I have a Rottie who is 10 months old and is a big old baby. She is protective. When she seems or hears something that she doesn't think belong in our yard she'll bark but once we show its okay she settles down. Show loves to have her belly rubbed by anyone she meets. They do get big. Make sure if you get one that both parents have had their hips checked.
There are lots of rotties at my dog park. Never have I seen them being aggressive. Now I'm not saying that they nevr fight with each other, cuz any dog has the potential of getting into a fight. However, I find that they are fairly even tempered. You should becareful that the rottie doesn't hurt your dog while roughhousing, cause they are big, even the girls. My dobe likes to play with this rottie at the dog park, and everytime they play, my guy gets knock down at least once.
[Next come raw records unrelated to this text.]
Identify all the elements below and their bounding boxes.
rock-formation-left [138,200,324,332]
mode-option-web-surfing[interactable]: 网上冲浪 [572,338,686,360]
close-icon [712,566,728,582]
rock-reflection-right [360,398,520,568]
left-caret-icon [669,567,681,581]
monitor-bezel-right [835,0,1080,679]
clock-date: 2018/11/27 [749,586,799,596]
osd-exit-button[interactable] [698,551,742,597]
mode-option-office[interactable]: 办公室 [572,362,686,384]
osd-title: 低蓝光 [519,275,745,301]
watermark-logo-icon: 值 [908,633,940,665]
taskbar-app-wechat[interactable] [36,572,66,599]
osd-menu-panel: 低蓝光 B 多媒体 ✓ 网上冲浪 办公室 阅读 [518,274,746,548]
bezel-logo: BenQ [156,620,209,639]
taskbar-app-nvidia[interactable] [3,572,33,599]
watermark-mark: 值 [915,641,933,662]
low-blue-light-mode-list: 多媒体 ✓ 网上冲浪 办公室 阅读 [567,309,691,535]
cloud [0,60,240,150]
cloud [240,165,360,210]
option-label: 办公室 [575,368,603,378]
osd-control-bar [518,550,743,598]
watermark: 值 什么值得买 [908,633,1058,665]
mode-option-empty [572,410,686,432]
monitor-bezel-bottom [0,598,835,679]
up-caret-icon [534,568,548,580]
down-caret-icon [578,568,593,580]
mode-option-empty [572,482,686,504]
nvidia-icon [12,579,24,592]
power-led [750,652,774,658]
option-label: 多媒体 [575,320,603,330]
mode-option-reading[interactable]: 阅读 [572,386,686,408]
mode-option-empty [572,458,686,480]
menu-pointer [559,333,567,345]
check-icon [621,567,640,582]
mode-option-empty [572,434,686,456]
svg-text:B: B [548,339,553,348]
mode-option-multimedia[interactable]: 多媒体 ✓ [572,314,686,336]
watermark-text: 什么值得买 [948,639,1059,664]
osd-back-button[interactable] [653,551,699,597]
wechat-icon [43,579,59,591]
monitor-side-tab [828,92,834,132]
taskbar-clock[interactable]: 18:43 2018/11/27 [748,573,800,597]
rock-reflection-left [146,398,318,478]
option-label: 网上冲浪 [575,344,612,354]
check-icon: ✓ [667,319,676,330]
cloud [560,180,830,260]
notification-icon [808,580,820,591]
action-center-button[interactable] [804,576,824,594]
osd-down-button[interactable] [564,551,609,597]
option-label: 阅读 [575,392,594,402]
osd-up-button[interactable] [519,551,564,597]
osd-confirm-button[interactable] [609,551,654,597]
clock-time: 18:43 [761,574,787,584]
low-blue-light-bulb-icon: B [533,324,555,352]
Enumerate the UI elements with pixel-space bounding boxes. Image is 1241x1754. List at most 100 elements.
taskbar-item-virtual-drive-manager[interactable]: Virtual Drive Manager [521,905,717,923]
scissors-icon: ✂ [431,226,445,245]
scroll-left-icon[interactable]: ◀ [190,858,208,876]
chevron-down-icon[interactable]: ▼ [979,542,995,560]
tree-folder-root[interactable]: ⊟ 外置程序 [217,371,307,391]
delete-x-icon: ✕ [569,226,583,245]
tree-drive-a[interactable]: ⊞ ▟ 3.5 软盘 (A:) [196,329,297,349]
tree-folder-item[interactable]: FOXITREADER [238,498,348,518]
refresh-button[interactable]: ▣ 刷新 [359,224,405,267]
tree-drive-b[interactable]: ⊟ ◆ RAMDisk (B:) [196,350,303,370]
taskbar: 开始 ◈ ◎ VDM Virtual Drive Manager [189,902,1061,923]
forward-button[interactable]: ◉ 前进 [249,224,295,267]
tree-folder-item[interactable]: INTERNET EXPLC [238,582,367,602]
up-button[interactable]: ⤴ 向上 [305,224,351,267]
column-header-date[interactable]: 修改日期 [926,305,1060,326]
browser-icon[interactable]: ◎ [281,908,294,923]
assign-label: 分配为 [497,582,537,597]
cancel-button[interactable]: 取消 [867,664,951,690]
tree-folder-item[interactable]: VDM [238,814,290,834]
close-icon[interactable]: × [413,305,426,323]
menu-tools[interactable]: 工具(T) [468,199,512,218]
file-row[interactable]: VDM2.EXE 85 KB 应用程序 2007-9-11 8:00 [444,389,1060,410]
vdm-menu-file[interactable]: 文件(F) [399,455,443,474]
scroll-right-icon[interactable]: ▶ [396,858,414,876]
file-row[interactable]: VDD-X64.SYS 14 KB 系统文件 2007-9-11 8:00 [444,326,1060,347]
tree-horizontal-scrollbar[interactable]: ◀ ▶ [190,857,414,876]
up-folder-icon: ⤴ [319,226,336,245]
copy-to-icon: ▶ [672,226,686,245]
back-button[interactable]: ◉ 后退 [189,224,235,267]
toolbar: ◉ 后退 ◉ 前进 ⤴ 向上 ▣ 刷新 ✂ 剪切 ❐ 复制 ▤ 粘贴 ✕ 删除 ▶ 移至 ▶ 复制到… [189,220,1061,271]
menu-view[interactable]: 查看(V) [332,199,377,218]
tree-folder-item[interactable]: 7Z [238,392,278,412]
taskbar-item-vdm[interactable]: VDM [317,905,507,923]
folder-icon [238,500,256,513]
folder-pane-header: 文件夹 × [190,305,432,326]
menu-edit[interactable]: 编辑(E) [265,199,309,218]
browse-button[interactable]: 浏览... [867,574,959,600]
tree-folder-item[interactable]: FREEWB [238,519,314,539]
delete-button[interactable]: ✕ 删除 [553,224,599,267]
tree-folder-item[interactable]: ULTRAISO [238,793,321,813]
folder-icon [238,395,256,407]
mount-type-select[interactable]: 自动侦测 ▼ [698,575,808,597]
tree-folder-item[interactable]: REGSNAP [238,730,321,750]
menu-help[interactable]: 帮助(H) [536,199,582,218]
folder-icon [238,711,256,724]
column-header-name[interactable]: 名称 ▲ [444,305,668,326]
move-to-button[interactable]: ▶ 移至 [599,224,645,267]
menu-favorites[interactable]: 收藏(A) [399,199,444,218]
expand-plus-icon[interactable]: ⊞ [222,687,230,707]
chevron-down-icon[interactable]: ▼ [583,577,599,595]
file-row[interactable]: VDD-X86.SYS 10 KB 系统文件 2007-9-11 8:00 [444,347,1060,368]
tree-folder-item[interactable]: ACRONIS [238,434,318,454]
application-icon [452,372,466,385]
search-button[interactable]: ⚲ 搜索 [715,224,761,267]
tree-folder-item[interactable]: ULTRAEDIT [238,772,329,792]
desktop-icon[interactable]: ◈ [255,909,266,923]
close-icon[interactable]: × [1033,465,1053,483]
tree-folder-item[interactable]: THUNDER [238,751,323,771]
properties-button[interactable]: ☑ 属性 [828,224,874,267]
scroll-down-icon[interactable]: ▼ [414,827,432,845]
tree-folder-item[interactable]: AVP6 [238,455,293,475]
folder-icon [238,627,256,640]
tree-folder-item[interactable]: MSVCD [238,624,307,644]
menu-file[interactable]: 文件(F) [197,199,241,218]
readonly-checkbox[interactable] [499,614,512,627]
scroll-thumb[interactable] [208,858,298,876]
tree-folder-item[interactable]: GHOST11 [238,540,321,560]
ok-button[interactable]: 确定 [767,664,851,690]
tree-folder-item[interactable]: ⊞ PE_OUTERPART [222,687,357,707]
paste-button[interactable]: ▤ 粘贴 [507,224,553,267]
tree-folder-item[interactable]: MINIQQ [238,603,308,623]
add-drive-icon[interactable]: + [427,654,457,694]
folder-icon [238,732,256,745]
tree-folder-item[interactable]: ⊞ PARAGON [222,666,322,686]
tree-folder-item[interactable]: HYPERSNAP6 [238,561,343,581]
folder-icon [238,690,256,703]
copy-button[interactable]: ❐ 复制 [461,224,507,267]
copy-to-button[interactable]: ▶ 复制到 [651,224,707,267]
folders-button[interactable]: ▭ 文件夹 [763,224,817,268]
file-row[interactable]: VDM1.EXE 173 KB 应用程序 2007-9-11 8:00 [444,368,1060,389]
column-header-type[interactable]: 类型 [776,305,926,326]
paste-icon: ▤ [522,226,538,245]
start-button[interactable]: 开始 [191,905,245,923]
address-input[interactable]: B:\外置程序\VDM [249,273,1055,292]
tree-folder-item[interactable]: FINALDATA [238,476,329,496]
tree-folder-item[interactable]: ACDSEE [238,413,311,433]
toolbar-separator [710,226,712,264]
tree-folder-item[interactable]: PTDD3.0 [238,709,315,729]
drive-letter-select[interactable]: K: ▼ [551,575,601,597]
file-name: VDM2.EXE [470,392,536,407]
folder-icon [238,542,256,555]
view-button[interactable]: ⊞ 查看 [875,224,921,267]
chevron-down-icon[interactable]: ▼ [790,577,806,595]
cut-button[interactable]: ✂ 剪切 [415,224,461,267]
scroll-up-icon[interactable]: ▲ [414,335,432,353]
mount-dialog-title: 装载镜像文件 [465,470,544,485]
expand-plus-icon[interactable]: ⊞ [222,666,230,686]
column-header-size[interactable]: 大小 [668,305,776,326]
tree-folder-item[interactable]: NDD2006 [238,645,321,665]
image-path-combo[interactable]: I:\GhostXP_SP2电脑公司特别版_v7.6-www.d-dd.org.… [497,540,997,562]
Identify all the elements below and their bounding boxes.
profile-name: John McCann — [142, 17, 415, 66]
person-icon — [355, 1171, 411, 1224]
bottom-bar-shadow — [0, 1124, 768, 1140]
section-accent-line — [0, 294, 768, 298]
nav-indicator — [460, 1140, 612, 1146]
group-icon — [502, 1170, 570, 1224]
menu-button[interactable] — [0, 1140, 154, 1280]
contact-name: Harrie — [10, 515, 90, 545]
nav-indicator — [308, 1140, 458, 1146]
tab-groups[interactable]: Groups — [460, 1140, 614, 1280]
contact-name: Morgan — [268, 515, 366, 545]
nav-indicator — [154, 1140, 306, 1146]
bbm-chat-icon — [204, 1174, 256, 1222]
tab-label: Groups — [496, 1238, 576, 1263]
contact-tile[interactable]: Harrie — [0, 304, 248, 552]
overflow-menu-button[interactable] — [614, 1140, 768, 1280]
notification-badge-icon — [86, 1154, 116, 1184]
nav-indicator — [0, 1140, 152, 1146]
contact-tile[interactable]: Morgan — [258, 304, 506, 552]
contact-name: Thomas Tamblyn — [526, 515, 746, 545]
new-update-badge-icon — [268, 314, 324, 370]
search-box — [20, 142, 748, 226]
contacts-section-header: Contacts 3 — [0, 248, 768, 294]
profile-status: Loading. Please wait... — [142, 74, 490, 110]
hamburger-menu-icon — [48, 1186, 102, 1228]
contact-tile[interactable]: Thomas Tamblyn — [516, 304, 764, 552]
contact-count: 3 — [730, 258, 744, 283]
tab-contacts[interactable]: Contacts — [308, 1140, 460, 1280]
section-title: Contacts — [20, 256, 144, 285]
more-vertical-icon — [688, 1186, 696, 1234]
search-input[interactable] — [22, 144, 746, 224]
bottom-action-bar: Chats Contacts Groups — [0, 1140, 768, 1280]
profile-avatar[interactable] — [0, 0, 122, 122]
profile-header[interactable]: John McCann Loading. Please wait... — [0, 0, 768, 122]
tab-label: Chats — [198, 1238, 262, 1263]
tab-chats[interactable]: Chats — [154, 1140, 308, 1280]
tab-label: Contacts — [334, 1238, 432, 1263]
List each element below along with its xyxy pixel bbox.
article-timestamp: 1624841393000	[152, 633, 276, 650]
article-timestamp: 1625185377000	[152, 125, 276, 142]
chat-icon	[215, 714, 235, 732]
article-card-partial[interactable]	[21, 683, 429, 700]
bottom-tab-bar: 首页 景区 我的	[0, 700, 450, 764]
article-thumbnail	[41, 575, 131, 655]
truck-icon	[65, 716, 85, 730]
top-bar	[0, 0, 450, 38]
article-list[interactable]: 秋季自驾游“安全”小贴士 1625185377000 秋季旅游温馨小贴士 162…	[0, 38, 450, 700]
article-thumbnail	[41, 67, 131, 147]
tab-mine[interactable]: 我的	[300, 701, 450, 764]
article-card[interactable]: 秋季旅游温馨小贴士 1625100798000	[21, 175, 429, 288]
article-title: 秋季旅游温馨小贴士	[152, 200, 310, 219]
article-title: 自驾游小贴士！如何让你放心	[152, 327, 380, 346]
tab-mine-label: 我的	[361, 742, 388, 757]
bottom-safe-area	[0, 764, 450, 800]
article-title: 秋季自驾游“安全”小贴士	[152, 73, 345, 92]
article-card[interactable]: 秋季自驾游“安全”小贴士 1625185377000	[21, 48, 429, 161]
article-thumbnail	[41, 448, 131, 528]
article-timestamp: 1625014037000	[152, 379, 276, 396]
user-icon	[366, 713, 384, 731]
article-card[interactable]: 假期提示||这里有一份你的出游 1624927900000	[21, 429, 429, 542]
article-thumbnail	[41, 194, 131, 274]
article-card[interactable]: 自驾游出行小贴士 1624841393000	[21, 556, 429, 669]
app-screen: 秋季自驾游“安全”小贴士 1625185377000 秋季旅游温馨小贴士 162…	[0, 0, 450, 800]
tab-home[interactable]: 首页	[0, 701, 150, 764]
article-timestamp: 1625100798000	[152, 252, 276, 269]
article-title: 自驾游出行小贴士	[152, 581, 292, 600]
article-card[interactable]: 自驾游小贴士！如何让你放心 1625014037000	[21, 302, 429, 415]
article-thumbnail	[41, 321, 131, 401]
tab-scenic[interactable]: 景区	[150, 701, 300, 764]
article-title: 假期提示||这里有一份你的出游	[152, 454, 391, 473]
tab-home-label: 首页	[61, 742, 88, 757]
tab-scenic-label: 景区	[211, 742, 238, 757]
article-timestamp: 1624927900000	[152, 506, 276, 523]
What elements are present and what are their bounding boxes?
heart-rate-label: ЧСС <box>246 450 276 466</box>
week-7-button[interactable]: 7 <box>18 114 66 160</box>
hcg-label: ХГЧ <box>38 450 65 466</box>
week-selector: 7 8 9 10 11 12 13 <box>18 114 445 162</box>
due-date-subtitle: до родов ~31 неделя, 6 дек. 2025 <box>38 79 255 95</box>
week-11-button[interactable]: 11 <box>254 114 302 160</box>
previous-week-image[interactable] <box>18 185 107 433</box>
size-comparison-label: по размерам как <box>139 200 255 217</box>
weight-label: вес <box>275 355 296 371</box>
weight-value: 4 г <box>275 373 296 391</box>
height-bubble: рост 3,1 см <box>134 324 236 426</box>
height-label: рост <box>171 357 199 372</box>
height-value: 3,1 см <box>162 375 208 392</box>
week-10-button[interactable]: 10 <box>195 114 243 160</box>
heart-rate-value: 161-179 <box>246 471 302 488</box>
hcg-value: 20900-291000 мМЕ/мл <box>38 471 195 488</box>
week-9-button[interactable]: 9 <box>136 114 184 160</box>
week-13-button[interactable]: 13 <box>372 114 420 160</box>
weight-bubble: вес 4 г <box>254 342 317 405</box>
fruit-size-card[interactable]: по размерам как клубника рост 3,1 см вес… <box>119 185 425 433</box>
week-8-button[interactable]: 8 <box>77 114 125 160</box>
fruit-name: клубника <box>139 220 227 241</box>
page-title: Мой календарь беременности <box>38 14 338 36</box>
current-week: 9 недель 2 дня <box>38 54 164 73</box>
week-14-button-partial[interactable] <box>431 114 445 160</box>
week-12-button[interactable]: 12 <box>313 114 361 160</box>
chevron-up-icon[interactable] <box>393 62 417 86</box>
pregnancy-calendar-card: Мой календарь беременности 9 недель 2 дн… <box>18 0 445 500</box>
There a lady at owns a big 130lbs male rottie, it lives with 5 other toy group dogs. I don't see any problems with getting one as long as you get it from a reputable breeder, and you thought long and hard about what a big-a$$ dog would be like for the next 12 yrs.
I have a Rottie and a pom. They are best friends they even eat out of the same food bowl. They sleep together play together and when they are apart they look for each other. The best thing is when they come into a room they have to give each other a kiss it is quite sweet. I love my big boy to death and he returns the love to me every day. He thinks he is a lap dog.
Oh ya I forgot his favorite toy is a 3"in stuffed teddy bear he brings to bed with him every night. He is one big tuffy.